Assim, o capitalismo atinge alvos precisos, aumentando os investimentos na força de trabalho mais qualificada, que mantém uma relação de longo prazo com as empresas onde labora, e desinvestindo da força de trabalho menos qualificada, condenada a um alto grau de rotatividade no emprego ou lançada no desemprego. Com uma força de trabalho assim composta e estratificada é possível instaurar medidas de austeridade sem que isto afecte os sectores dedicados à mais-valia relativa. O mercado que serve para direccionar as várias categorias de serviços presta-se igualmente a direccionar o peso da austeridade.

Esta passagem de um regime em que os incentivos eram genéricos e endereçados a um alvo global para outro regime em que eles são específicos e orientados para alvos particulares corresponde ao fim do sistema fordista nas relações de trabalho e à instauração do sistema toyotista. A política de austeridade, a que o monetarismo confere uma caução académica, adequa-se à flexibilização da força de trabalho, quando os trabalhadores muito qualificados de um dia podem ser deitados fora no dia seguinte se as suas habilitações se tiverem tornado obsoletas; quando o assalariamento regular abrange apenas aqueles trabalhadores com quem a empresa procedeu a grandes despesas de formação técnica; quando se gera uma multidão de trabalhadores precários, contratados a curto prazo, que laboram hoje numa empresa e amanhã noutra ou em lugar nenhum, e cuja alta rotatividade os torna impróprios para receber qualquer qualificação que ultrapasse o nível básico; quando as fronteiras entre o emprego precário e o desemprego se diluíram.

Monetarismo e desemprego

A relação entre a política de austeridade, a flexibilização da força de trabalho e a perda de nitidez dos limites do emprego, que na prática corresponde a um aumento do desemprego, foi concebida pelos monetaristas mediante a remodelação de um utensílio de análise económica. Enquanto o keynesianismo deteve a hegemonia considerava-se que a inflação e o desemprego eram inconvenientes alternativos e que, para reduzir o desemprego, devia aceitar-se uma maior inflação. A curva de Phillips foi o instrumento macroeconómico que serviu para dar uma caução académica a esta alternativa. A eficácia da curva de Phillips foi aparentemente posta em causa durante o período da estagflação, ou seja, uma inflação acompanhada pela estagnação económica e em que, por conseguinte, o desemprego aumentou. Embora fosse talvez interessante rever o problema da validade da curva de Phillips à luz das lições actuais, em que a luta contra a inflação tem sido feita à custa do emprego, não é isto que me vai ocupar aqui. Descartando a curva de Phillips, os monetaristas substituíram-na pela Natural Rate of Unemployment, NRU, Taxa Natural de Desemprego, cuja invenção serviu a Milton Friedman e a Edmund Phelps para obterem o prémio Nobel de Economia.

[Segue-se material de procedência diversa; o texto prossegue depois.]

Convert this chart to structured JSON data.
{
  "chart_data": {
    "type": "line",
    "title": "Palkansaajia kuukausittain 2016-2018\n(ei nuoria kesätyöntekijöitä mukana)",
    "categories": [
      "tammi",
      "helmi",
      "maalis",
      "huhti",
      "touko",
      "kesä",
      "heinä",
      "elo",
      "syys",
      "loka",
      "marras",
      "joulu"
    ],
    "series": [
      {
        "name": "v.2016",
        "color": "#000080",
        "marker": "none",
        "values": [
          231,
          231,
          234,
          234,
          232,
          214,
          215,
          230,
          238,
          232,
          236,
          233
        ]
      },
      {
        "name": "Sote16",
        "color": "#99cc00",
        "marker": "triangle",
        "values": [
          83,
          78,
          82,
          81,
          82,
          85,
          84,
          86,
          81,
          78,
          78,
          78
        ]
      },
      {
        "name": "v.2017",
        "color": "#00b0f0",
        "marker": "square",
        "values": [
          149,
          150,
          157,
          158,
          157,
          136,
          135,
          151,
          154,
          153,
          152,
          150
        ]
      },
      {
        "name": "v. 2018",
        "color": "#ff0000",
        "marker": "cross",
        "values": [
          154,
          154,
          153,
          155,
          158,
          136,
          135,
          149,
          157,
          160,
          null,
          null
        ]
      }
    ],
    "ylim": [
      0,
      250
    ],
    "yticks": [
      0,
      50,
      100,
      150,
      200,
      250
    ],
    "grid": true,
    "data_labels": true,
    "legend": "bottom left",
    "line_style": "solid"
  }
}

A Taxa Natural de Desemprego pretende conceber um grau de desemprego consistente com a actividade produtiva, o PIB, a longo prazo. Essa Taxa é determinada sobretudo pelo lado empresarial — o lado da oferta, supply side — e portanto deve ser compatível com as instituições económicas existentes e as suas capacidades de produção. Natural aqui significa simplesmente que se trata do desemprego determinado pelo mercado de trabalho de acordo com as expectativas patronais. As alterações a curto prazo podem provocar desvios para um e outro lado da Taxa Natural, mas a sua oposição à curva de Phillips serviu para tentar mostrar que é impossível reduzir duravelmente aquela Taxa através de uma política keynesiana dirigida para o aumento do consumo popular — o lado da procura, demand side. Na perspectiva monetarista, a Taxa Natural de Desemprego só poderá ser reduzida mediante uma redução duradoura dos salários reais.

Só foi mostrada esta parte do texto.